On the Wisdom of Opaque Identifiers

Wikidata uses opaque identifiers for its catalogued information resources. For example, the statement “wd:Q42 wdt:P69 wd:Q691283” may map to the label sequence “‘Douglas Adams’ ‘educated at’ ‘St John’s College’” with a language-locale preference of English-US.

Opaque naming is wise for internationalization. However, in local, specialized contexts, e.g. the JSON-LD context for a particular dataset, there is value in human-readable suffixes so that e.g.

{
 "@context": {
   "d": "http://example.org/data/",
   "p": "http://examples.org/properties/"
 },
 "@id": "d:DouglasAdams",
 "p:educatedAt": "d:StJohnsCollege"
}

would be a valid JSON API response that is both human- and machine-actionable.

So, let’s continue to pursue “global” semantic names, right? This should be fine for scientific research, where we’ve more or less settled on use of the English language, no?

After reading Levary et al. (2012),1 I think that the pursuit of “global” semantic names for things is futile, particularly in the context of scientific research.

Words/phrases (aka “signs”) are often polysemous – they accumulate senses. For example, I inherited the infuration of my PhD advisor over use of the the term “resolution” in lithography/metrology to mean “minimum discernable feature dimension”, e.g. linewidth, versus what I consider to be the preferred sense of the term: “minimum discernable inter-feature separation”, e.g. line spacing.

When encountering terms of art in scientific and technical literature, an author can mean several things by it, even within a specialized discipline or sub-discipline. In fact, I think that use of polysemous terminology is to be expected in the research literature, as pursuit of new knowledge is a primary goal. For new knowledge to be accepted among practitioners, it must be acknowledged, and this may take the form of attempting a change or narrowing of the typical sense of of a term within the practitioners' context. This attempt may be acknowledged by the community, and thus become (part of the pool of) knowledge it stewards, or it may be rejected.

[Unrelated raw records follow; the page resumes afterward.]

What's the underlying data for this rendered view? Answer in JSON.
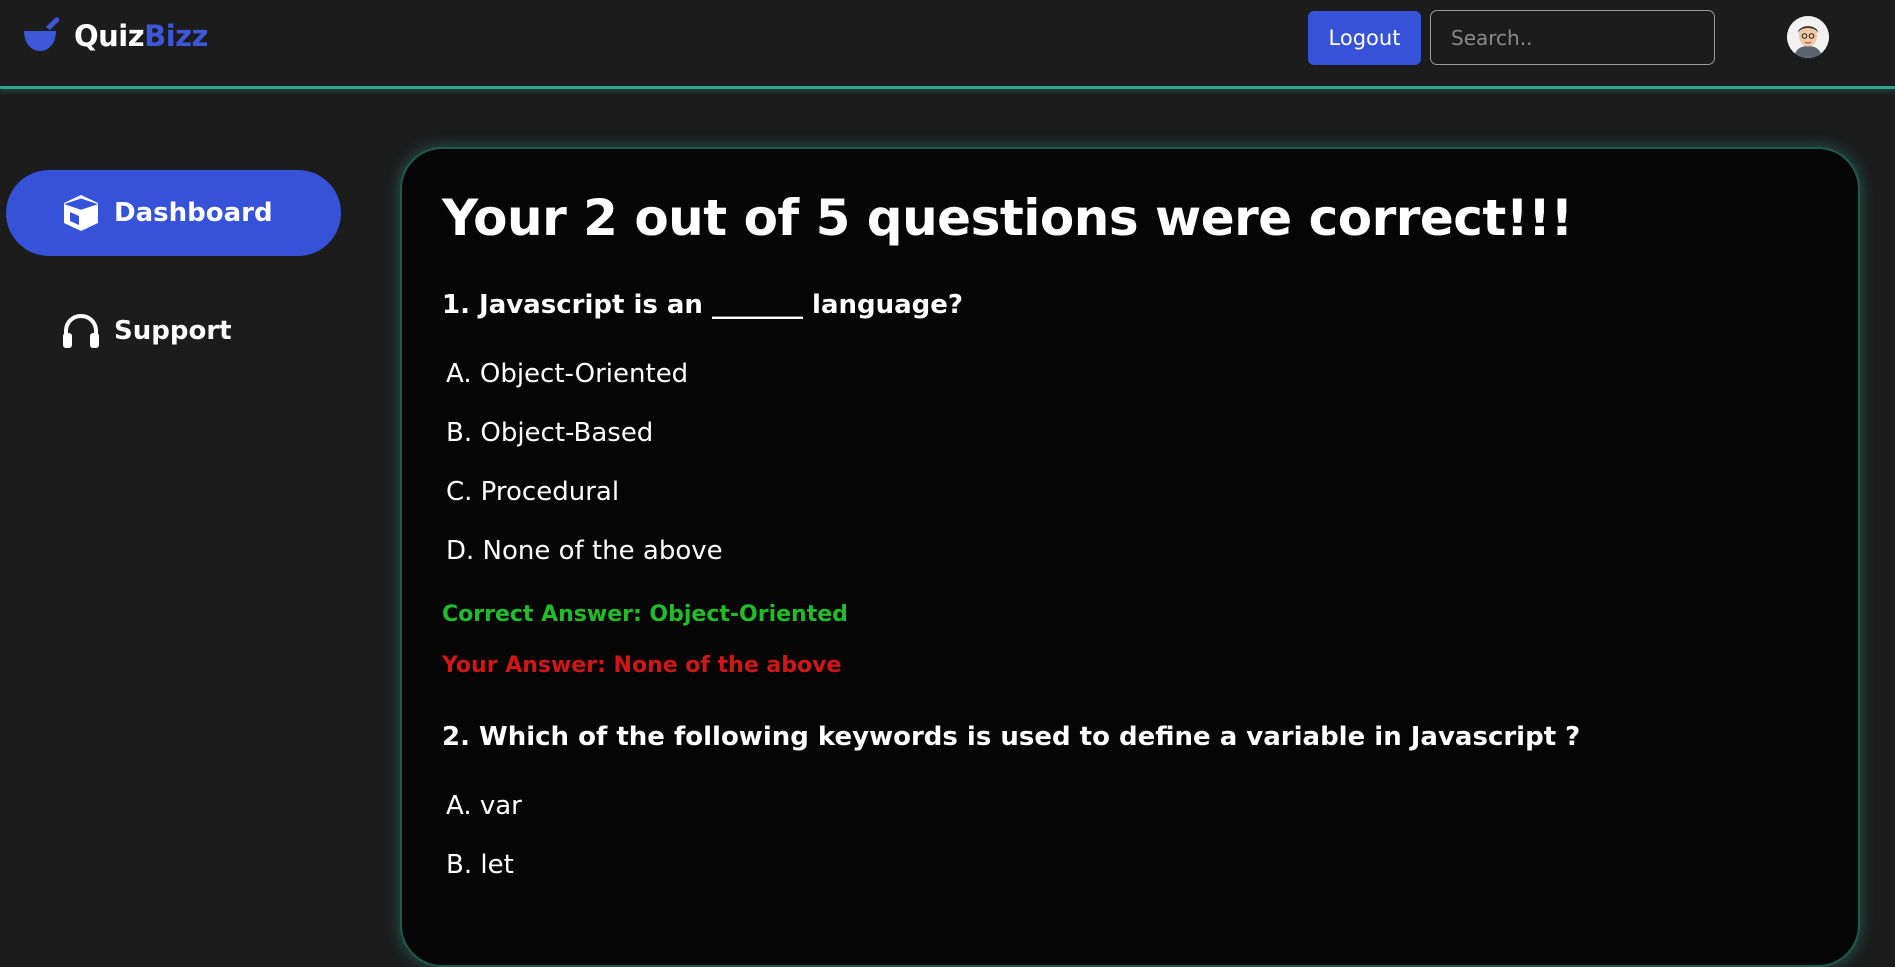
{
  "header": {
    "logo_part1": "Quiz",
    "logo_part2": "Bizz",
    "logout_label": "Logout",
    "search_placeholder": "Search..",
    "colors": {
      "accent": "#3652d9",
      "border_glow": "#2aa58e"
    }
  },
  "sidebar": {
    "items": [
      {
        "label": "Dashboard",
        "icon": "cube-icon",
        "active": true
      },
      {
        "label": "Support",
        "icon": "headphones-icon",
        "active": false
      }
    ]
  },
  "results": {
    "headline": "Your 2 out of 5 questions were correct!!!",
    "questions": [
      {
        "title": "1. Javascript is an _______ language?",
        "options": [
          "A. Object-Oriented",
          "B. Object-Based",
          "C. Procedural",
          "D. None of the above"
        ],
        "correct_answer": "Correct Answer: Object-Oriented",
        "your_answer": "Your Answer: None of the above"
      },
      {
        "title": "2. Which of the following keywords is used to define a variable in Javascript ?",
        "options": [
          "A. var",
          "B. let"
        ]
      }
    ],
    "colors": {
      "correct": "#22bb2a",
      "wrong": "#d01616"
    }
  }
}
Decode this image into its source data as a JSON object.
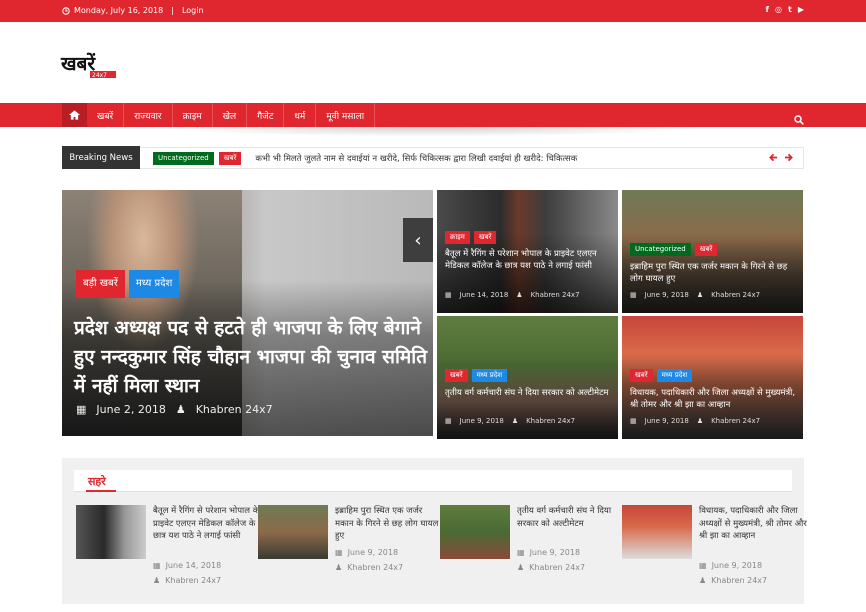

Senses also accumulate signs. A concept (sense) may be expressed via a set of synonym words/phrases, aka a synset. Above, I tried to express a concept with the synset “{resolution, minimum discernable inter-feature separation, line spacing, …}”. The longstanding practice of authority control in library science, e.g. authority files and subject headings, acknowledges this accumulation, but nevertheless often persues a single, canonical display of each name, a canonical sign for each sense.

My takeaway from Levary et al. (2012)1 is that the appearance of a new concept in a dictionary often corresponds to the appearance of a word A “that was not definable at earlier times”, i.e. a word that required another new word B to define it, which in turn – being a new word itself – requires another new word C to define it, perhaps simply the former new word A, i.e. C is A.

In other words, new concepts are loops. It is not reasonable to assume that a concept corresponds to a single “node” in a word graph, a synset, and to choose a canonical sign from among candidate synonyms. Rather, a concept often comprises two or more (but not many more; loops with length > 5 tend to represent semantic misinterpretations) nodes.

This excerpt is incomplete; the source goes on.